Never been to a specific tournament or location and feel anxious about it? Use imagery to calm yourself down. Find pictures on the web of previous tournaments at that location. Study the pictures or video. Look at how it is laid out, the grass or carpet if indoor, look at the targets and lighting, and find everything you can to picture yourself standing there. Imagine being the one who took the pictures or video. Close your eyes and look around the venue. Get a feel of the place. Walk around a bit in your head. Go stand on the shooting line and fire a shot real fast. Don’t worry, no one will mind.

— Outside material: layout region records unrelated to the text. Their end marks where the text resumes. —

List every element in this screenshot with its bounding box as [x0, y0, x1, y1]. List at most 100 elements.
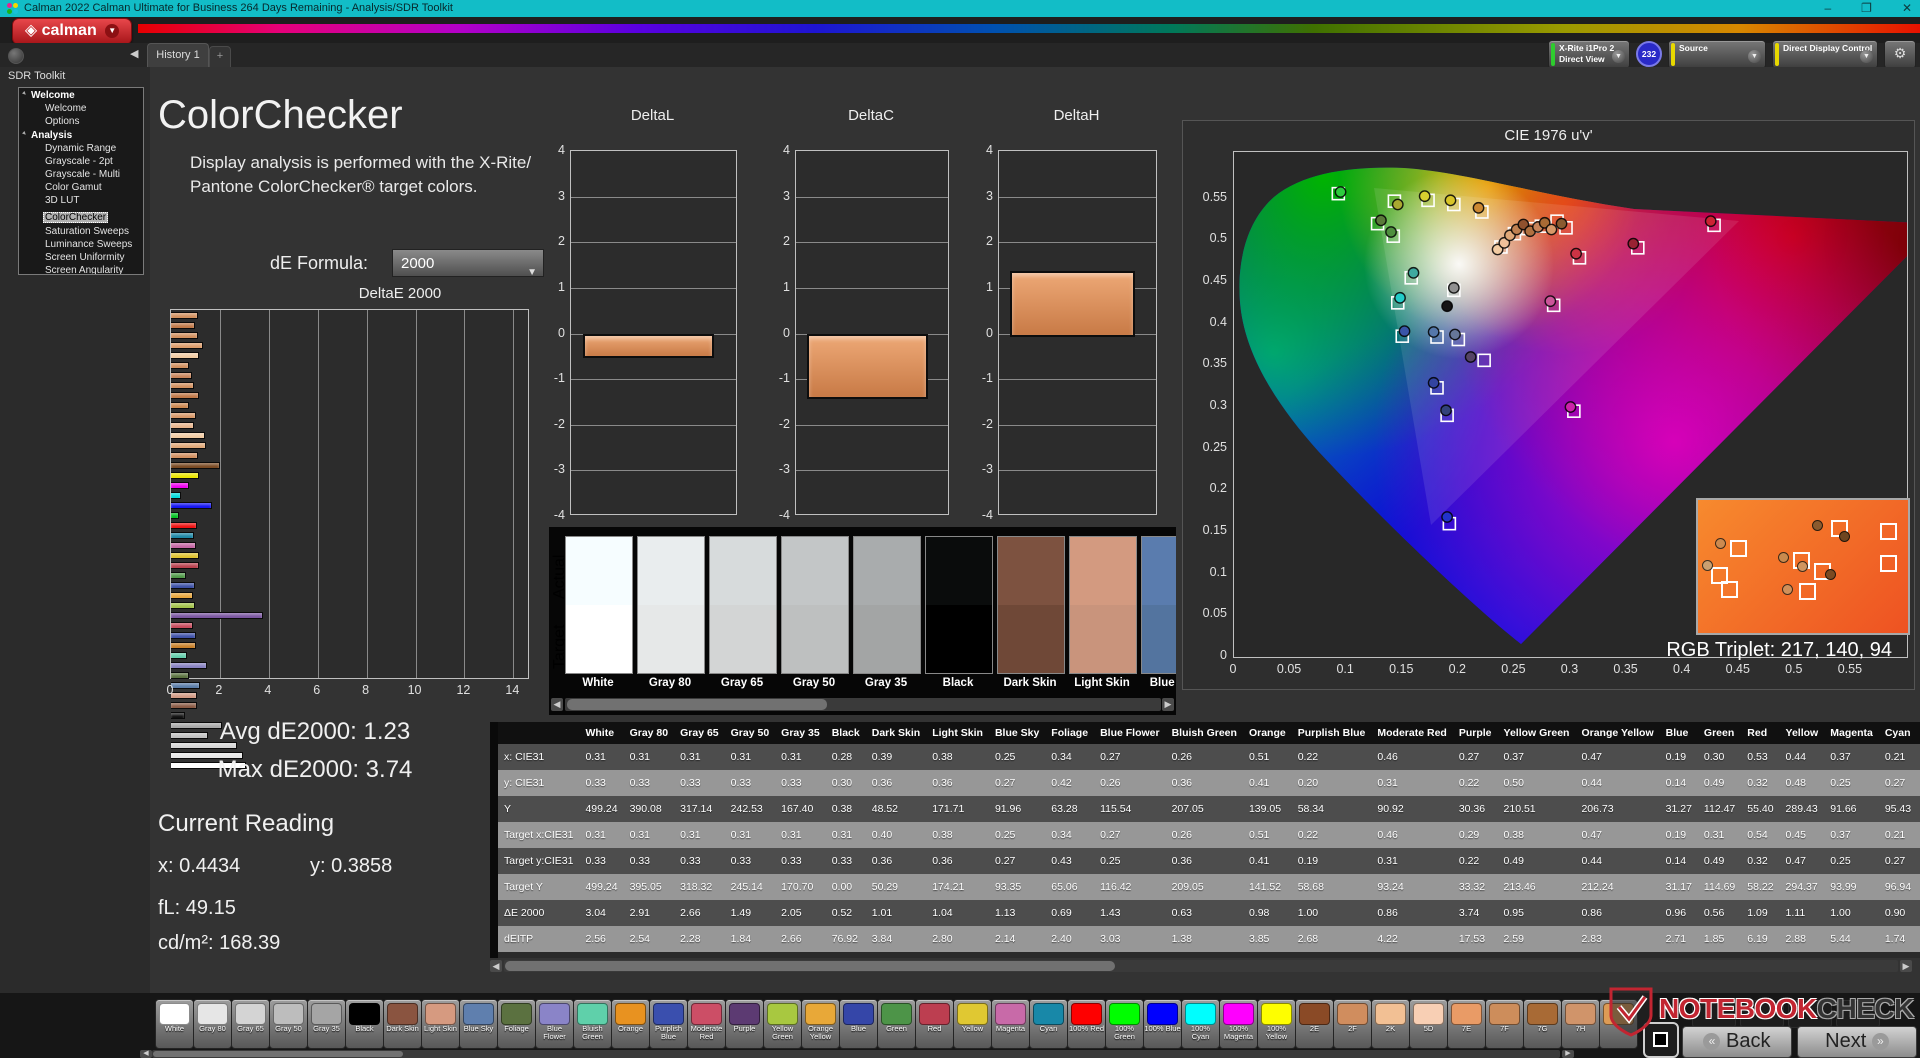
table-cell: 0.64 — [1917, 822, 1920, 848]
swatch-scrollbar[interactable] — [565, 698, 1161, 711]
swatch-scroll-right-icon[interactable]: ▶ — [1162, 698, 1174, 711]
strip-scroll-right-icon[interactable]: ▶ — [1562, 1050, 1574, 1058]
patch-button-foliage[interactable]: Foliage — [497, 999, 536, 1049]
patch-button-100-cyan[interactable]: 100% Cyan — [1181, 999, 1220, 1049]
patch-button-100-green[interactable]: 100% Green — [1105, 999, 1144, 1049]
table-cell: 210.51 — [1497, 796, 1576, 822]
sidebar-item-screen-angularity[interactable]: Screen Angularity — [45, 265, 124, 275]
patch-button-magenta[interactable]: Magenta — [991, 999, 1030, 1049]
table-row: y: CIE31 0.33 0.33 0.33 0.33 0.33 0.30 0.36 0.36… — [498, 770, 1920, 796]
table-cell: 93.24 — [1371, 874, 1453, 900]
patch-button-gray-65[interactable]: Gray 65 — [231, 999, 270, 1049]
sidebar-item-grayscale-2pt[interactable]: Grayscale - 2pt — [45, 156, 113, 167]
column-header: White — [579, 722, 624, 744]
strip-scrollbar[interactable] — [152, 1050, 1560, 1058]
display-control-stripe — [1775, 42, 1779, 66]
patch-color-chip — [653, 1003, 684, 1025]
patch-button-black[interactable]: Black — [345, 999, 384, 1049]
sidebar-item-3d-lut[interactable]: 3D LUT — [45, 195, 80, 206]
panel-dot-button[interactable] — [8, 48, 24, 64]
patch-button-7f[interactable]: 7F — [1485, 999, 1524, 1049]
patch-button-100-magenta[interactable]: 100% Magenta — [1219, 999, 1258, 1049]
patch-button-orange[interactable]: Orange — [611, 999, 650, 1049]
patch-button-100-yellow[interactable]: 100% Yellow — [1257, 999, 1296, 1049]
strip-scroll-left-icon[interactable]: ◀ — [140, 1050, 152, 1058]
patch-button-100-blue[interactable]: 100% Blue — [1143, 999, 1182, 1049]
settings-button[interactable]: ⚙ — [1884, 39, 1916, 69]
patch-button-blue[interactable]: Blue — [839, 999, 878, 1049]
patch-button-100-red[interactable]: 100% Red — [1067, 999, 1106, 1049]
close-button[interactable]: ✕ — [1901, 1, 1912, 15]
sidebar-item-luminance-sweeps[interactable]: Luminance Sweeps — [45, 239, 133, 250]
tab-history-1[interactable]: History 1 — [147, 43, 209, 68]
sidebar-item-grayscale-multi[interactable]: Grayscale - Multi — [45, 169, 121, 180]
tree-group-analysis[interactable]: ▼ Analysis — [20, 129, 73, 141]
measurement-count-badge[interactable]: 232 — [1636, 41, 1662, 67]
target-color — [1142, 605, 1176, 673]
de-formula-select[interactable]: 2000 ▼ — [392, 249, 544, 278]
patch-button-2f[interactable]: 2F — [1333, 999, 1372, 1049]
sidebar-item-dynamic-range[interactable]: Dynamic Range — [45, 143, 117, 154]
meter-select-button[interactable]: X-Rite i1Pro 2 Direct View ▼ — [1548, 39, 1630, 69]
patch-button-red[interactable]: Red — [915, 999, 954, 1049]
stop-button[interactable] — [1643, 1022, 1679, 1058]
table-cell: 139.05 — [1242, 796, 1292, 822]
table-cell: 5.04 — [1917, 926, 1920, 952]
calman-menu-button[interactable]: ◈ calman ▼ — [12, 18, 132, 45]
patch-button-cyan[interactable]: Cyan — [1029, 999, 1068, 1049]
patch-button-moderate-red[interactable]: Moderate Red — [687, 999, 726, 1049]
patch-button-5d[interactable]: 5D — [1409, 999, 1448, 1049]
patch-button-7h[interactable]: 7H — [1561, 999, 1600, 1049]
sidebar-item-options[interactable]: Options — [45, 116, 80, 127]
table-row: Target Y 499.24 395.05 318.32 245.14 170.70 0.… — [498, 874, 1920, 900]
add-tab-button[interactable]: + — [209, 46, 231, 68]
swatch-scroll-left-icon[interactable]: ◀ — [551, 698, 563, 711]
sidebar-item-saturation-sweeps[interactable]: Saturation Sweeps — [45, 226, 129, 237]
patch-button-gray-35[interactable]: Gray 35 — [307, 999, 346, 1049]
column-header: Blue Flower — [1094, 722, 1166, 744]
back-button[interactable]: « Back — [1682, 1026, 1792, 1058]
patch-button-purple[interactable]: Purple — [725, 999, 764, 1049]
patch-button-light-skin[interactable]: Light Skin — [421, 999, 460, 1049]
table-cell: 0.33 — [674, 770, 725, 796]
patch-color-chip — [1261, 1003, 1292, 1025]
patch-button-dark-skin[interactable]: Dark Skin — [383, 999, 422, 1049]
cie-x-tick: 0.5 — [1785, 662, 1803, 676]
next-button[interactable]: Next » — [1797, 1026, 1917, 1058]
patch-button-7g[interactable]: 7G — [1523, 999, 1562, 1049]
table-scrollbar[interactable] — [504, 960, 1898, 972]
patch-button-gray-50[interactable]: Gray 50 — [269, 999, 308, 1049]
minimize-button[interactable]: – — [1824, 1, 1832, 15]
patch-button-yellow[interactable]: Yellow — [953, 999, 992, 1049]
sidebar-item-welcome[interactable]: Welcome — [45, 103, 87, 114]
display-control-button[interactable]: Direct Display Control ▼ — [1772, 39, 1878, 69]
patch-button-2k[interactable]: 2K — [1371, 999, 1410, 1049]
x-tick-label: 2 — [215, 683, 223, 697]
table-scroll-left-icon[interactable]: ◀ — [490, 960, 502, 972]
patch-button-bluish-green[interactable]: Bluish Green — [573, 999, 612, 1049]
sidebar-item-color-gamut[interactable]: Color Gamut — [45, 182, 102, 193]
maximize-button[interactable]: ❐ — [1861, 1, 1872, 15]
source-select-button[interactable]: Source ▼ — [1668, 39, 1766, 69]
patch-button-blue-sky[interactable]: Blue Sky — [459, 999, 498, 1049]
table-scroll-right-icon[interactable]: ▶ — [1900, 960, 1912, 972]
de-bar — [171, 402, 190, 409]
patch-button-2e[interactable]: 2E — [1295, 999, 1334, 1049]
collapse-left-icon[interactable]: ◀ — [130, 48, 139, 60]
table-cell: 0.25 — [1094, 848, 1166, 874]
patch-button-green[interactable]: Green — [877, 999, 916, 1049]
inset-target-square — [1720, 580, 1738, 598]
tree-group-welcome[interactable]: ▼ Welcome — [20, 89, 75, 101]
patch-button-gray-80[interactable]: Gray 80 — [193, 999, 232, 1049]
patch-button-white[interactable]: White — [155, 999, 194, 1049]
sidebar-item-screen-uniformity[interactable]: Screen Uniformity — [45, 252, 125, 263]
patch-button-blue-flower[interactable]: Blue Flower — [535, 999, 574, 1049]
patch-button-extra[interactable] — [1599, 999, 1638, 1049]
patch-color-chip — [311, 1003, 342, 1025]
patch-label: 100% Magenta — [1223, 1024, 1254, 1041]
sidebar-item-colorchecker[interactable]: ColorChecker — [43, 212, 109, 223]
patch-button-7e[interactable]: 7E — [1447, 999, 1486, 1049]
patch-button-yellow-green[interactable]: Yellow Green — [763, 999, 802, 1049]
patch-button-orange-yellow[interactable]: Orange Yellow — [801, 999, 840, 1049]
patch-button-purplish-blue[interactable]: Purplish Blue — [649, 999, 688, 1049]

You can even go online to see average weather of the venue or find the weather for that day you will be there. You will know if it is 70deg with sun or 90deg with rain. Visualize yourself on the shooting line knowing what it looks like and what the weather is like. Visualize and imagine the perfect shot. Picture how perfect you release the string and how strong your bow arm is. Visualize everything as if you were actually there right now.

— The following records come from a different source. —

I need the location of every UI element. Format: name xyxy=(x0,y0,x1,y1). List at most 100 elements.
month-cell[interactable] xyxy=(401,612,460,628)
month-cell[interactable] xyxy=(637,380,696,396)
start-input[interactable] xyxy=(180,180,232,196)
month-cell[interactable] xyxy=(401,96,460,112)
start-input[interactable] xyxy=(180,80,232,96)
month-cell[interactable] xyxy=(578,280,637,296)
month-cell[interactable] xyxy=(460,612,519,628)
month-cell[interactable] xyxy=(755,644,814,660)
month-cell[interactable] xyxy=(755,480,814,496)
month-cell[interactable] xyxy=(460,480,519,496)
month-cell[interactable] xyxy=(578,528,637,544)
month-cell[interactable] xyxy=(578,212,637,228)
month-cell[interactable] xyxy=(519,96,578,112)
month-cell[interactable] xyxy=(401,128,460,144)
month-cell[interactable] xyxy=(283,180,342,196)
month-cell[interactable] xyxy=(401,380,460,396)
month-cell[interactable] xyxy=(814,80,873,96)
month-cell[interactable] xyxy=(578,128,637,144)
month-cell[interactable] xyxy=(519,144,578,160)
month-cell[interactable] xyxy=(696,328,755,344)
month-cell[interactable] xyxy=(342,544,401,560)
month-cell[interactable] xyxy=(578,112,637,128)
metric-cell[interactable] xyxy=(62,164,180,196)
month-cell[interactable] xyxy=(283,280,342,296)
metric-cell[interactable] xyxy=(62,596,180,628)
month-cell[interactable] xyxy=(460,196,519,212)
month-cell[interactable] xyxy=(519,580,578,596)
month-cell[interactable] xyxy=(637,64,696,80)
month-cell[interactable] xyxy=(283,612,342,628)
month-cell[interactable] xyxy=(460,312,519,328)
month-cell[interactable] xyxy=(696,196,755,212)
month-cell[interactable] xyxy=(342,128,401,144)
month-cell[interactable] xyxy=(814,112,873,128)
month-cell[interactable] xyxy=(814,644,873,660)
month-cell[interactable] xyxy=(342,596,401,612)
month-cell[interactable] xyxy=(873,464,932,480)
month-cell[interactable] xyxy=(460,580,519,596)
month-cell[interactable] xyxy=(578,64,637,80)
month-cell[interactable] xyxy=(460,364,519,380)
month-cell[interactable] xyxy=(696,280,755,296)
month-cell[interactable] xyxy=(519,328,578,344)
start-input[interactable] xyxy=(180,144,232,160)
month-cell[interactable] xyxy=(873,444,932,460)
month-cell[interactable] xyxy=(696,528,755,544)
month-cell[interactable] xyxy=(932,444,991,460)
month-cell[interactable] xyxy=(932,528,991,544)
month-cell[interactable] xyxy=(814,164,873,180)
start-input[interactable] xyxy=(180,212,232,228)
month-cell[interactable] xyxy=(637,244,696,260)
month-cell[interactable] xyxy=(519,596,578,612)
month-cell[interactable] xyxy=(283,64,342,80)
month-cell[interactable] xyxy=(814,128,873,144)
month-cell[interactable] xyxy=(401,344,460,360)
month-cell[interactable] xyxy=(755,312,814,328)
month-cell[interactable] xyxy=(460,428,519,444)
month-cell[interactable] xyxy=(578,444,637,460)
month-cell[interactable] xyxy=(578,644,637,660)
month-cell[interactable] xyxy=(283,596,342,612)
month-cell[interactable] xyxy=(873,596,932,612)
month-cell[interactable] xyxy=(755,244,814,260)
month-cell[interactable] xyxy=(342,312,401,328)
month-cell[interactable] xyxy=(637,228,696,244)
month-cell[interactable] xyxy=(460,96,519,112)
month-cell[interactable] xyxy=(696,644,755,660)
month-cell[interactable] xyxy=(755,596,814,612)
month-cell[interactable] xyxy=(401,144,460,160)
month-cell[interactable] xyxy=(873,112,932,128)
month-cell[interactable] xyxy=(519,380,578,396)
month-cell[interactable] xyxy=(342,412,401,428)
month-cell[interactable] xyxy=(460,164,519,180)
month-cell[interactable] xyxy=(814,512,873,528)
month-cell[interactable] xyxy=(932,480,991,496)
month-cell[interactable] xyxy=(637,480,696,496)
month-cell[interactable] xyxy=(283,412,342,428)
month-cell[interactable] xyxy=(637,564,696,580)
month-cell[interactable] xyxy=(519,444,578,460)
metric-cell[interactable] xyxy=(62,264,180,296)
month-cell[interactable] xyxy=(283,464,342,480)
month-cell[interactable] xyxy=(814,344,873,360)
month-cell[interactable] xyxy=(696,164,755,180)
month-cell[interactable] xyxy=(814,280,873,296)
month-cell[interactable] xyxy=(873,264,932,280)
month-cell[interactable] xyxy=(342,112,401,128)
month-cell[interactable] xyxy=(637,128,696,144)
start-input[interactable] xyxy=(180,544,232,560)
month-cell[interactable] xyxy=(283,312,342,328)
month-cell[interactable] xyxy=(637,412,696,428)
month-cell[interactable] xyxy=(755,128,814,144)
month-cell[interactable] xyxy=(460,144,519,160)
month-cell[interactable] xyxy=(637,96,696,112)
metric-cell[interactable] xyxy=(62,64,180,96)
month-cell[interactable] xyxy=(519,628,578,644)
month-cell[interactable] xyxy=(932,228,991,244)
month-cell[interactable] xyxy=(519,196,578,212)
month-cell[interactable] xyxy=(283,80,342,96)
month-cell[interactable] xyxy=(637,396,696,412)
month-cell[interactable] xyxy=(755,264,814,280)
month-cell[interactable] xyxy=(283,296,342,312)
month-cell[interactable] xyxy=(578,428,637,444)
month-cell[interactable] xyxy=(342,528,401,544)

Take a WEAK column item and work on it in your head. Visualize yourself doing it the right way, perfect. Picture yourself shooting with perfection. Work on it in your mind until you just want to pick up the bow and just do it right away. Build confidence before you even stand on the shooting line. Use imagery to curb your fears. Shoot strong shots in your head.
The mind has a wonderful way of helping us correct physical struggles. If we imagine it enough the mind will start to help our physical bodies perform exactly the way we picture ourselves. You can cut WEAK issues time in half by using imagery to correct the problems.
By using imagery, which you can do anywhere at any time, you can learn to shoot an entire tournament before you even get there. Imagery is nothing more than picturing the perfect you. Anyone can do it with some practice and advanced practice will let you close your eyes anywhere and shoot all your shots perfectly while feeling the rain on your skin and the push of the wind on your back. Remember not to day dream and keep it realistic. Feel confident when visualizing yourself, and always visualize hitting the X!
You want to use imagery before shooting every real shot. Picture your shot process and how you want to execute the shot before nocking the arrow. Then shoot it exactly how you imagined.
What are you imagining right now? For me I am using imagery to see myself preparing my gear with my Archery Backpack before heading to the field.
Weekly Challenge: Use imagery to help move a WEAK column item over. Remember that moving a WEAK item over is about confidence and confidence is all in your head.